Des réponses claires, des votes sans ambiguïté, une organisation solide

Le congrès de la Confédération Force Ouvrière s’est tenu à Dijon du 20 au 24 avril dernier. Cette instance, la plus importante de notre organisation, a réuni près de 4 000 congressistes. À l’issue des interventions des 243 délégués sur le rapport d’activité, le Secrétaire Général, Frédéric Souillot, a apporté des réponses claires et sans ambiguïté.

Pain, paix, liberté !

Le Secrétaire Général a notamment rappelé que Force Ouvrière, attachée depuis sa création à la paix dans le monde, est opposée à la guerre, à toutes les guerres dont les conséquences sont toujours dramatiques pour les peuples :
« Internationalistes nous sommes, internationalistes nous resterons » a martelé Frédéric Souillot rappelant que « l’unité des travailleurs fera la paix dans le monde » et que la devise de FO « Pain, Paix, Liberté » est plus que jamais d’actualité.

Indépendants nous sommes, indépendants nous resterons !

Alors que la charte d’Amiens, texte fondateur du syndicalisme indépendant, a 120 ans cette année, Frédéric Souillot a insisté sur notre attachement indéfectible à cette charte. Il a rappelé que FO est libre et indépendante vis-à-vis du patronat, des gouvernements, des partis politiques et des religions.

Antifascistes nous sommes, antifascistes nous resterons !

Pour le Secrétaire Général, il est temps de siffler la fin de la récréation au sujet d’une soi-disant connivence avec les partis politiques fondés sur le rejet de l’autre et aux idées contraires aux valeurs républicaines.
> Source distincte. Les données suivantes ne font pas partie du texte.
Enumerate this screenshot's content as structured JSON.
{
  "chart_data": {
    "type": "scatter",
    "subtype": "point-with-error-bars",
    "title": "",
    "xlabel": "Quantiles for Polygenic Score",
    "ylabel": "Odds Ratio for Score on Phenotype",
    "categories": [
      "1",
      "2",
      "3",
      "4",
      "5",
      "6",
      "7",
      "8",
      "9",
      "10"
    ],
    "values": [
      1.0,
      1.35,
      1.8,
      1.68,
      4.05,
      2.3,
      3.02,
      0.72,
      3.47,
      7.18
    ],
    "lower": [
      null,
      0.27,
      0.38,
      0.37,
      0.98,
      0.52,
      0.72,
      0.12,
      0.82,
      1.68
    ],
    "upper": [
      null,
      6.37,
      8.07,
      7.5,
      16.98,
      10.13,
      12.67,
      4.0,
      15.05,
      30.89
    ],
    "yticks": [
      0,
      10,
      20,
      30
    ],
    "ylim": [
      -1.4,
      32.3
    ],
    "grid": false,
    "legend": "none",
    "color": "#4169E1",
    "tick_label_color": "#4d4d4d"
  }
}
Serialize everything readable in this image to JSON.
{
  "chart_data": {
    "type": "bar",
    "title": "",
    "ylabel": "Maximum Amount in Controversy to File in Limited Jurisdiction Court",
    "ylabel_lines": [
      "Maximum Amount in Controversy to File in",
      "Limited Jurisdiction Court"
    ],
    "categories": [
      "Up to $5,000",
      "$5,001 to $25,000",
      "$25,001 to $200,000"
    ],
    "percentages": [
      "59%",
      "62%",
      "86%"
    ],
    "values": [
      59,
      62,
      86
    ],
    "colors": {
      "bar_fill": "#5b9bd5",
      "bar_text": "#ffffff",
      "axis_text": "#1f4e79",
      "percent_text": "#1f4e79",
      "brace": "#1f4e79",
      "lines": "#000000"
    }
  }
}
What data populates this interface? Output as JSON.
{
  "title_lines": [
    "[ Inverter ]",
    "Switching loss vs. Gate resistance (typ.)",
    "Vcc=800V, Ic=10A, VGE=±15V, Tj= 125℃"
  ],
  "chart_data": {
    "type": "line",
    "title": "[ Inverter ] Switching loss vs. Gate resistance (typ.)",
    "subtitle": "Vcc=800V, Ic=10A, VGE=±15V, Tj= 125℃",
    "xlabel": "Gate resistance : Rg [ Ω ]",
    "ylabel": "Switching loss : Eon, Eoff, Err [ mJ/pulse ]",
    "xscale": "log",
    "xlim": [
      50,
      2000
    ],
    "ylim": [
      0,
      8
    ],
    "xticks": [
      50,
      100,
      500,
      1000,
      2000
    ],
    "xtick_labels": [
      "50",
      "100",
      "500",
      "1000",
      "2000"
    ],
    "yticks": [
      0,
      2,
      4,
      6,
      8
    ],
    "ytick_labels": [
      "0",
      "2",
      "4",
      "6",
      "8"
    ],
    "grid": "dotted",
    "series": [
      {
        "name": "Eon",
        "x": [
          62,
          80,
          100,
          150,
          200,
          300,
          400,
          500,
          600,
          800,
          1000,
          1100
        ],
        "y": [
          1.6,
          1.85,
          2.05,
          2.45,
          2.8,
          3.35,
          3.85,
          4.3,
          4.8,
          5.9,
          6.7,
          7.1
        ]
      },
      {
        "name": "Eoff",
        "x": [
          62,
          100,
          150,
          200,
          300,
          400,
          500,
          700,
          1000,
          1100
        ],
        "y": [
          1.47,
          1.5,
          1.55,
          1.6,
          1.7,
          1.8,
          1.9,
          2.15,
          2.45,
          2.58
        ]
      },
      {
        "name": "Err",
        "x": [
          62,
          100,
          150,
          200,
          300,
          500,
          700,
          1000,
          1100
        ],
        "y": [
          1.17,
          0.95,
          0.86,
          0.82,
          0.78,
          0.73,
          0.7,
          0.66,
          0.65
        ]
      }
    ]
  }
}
Frédéric Souillot a réaffirmé que nous étions antifascistes, attachés à la démocratie et à la République une et indivisible martelant « nous sommes tous ici anti-racistes, anti-xénophobes, contre l’antisémitisme, anti-islamophobes et contre toute idéologie de rejet de l’autre ». Il a clôturé le sujet en citant Jean Jaurès « il n’y a qu’une seule race, l’humanité ».

Dialogue social et négociation collective : être présents !

Frédéric Souillot a rappelé qu’il fallait redonner la place qui est la sienne à la négociation collective. « La politique de la chaise vide ne fait pas partie des pratiques de FO. Notre présence nous permet de porter nos revendications mais aussi la contradiction. »

Réforme des retraites : abrogation !

Quant au sujet de la retraite, le message est, là aussi, on ne peut plus clair : FO poursuit son combat pour l’abrogation de la réforme en cours avec comme revendication le maintien de la retraite par répartition et le refus de la retraite par point.

FO, le syndicat de la fiche de paye !

Le Secrétaire Général a insisté sur le fait qu’il est urgent de réexpliquer aux travailleurs le salaire différé et la protection sociale collective. « Le gouvernement veut privatiser la protection sociale collective, nous devons reprendre la gouvernance de la retraite par répartition. » a-t-il confirmé. Quant aux primes dont celle du partage de la valeur, l’intéressement etc., pour FO, ils ne doivent pas se substituer aux salaires.

Grève générale

Si le temps de la grève générale est venu pour stopper la casse des acquis sociaux, sauver les services publics et pour l’augmentation des salaires, il faut que les travailleurs s’organisent en assemblées générales pour en prendre la décision. « La grève ne se décide pas elle se construit » a rappelé Frédéric Souillot en citant les articles 32 et 33 des statuts confédéraux.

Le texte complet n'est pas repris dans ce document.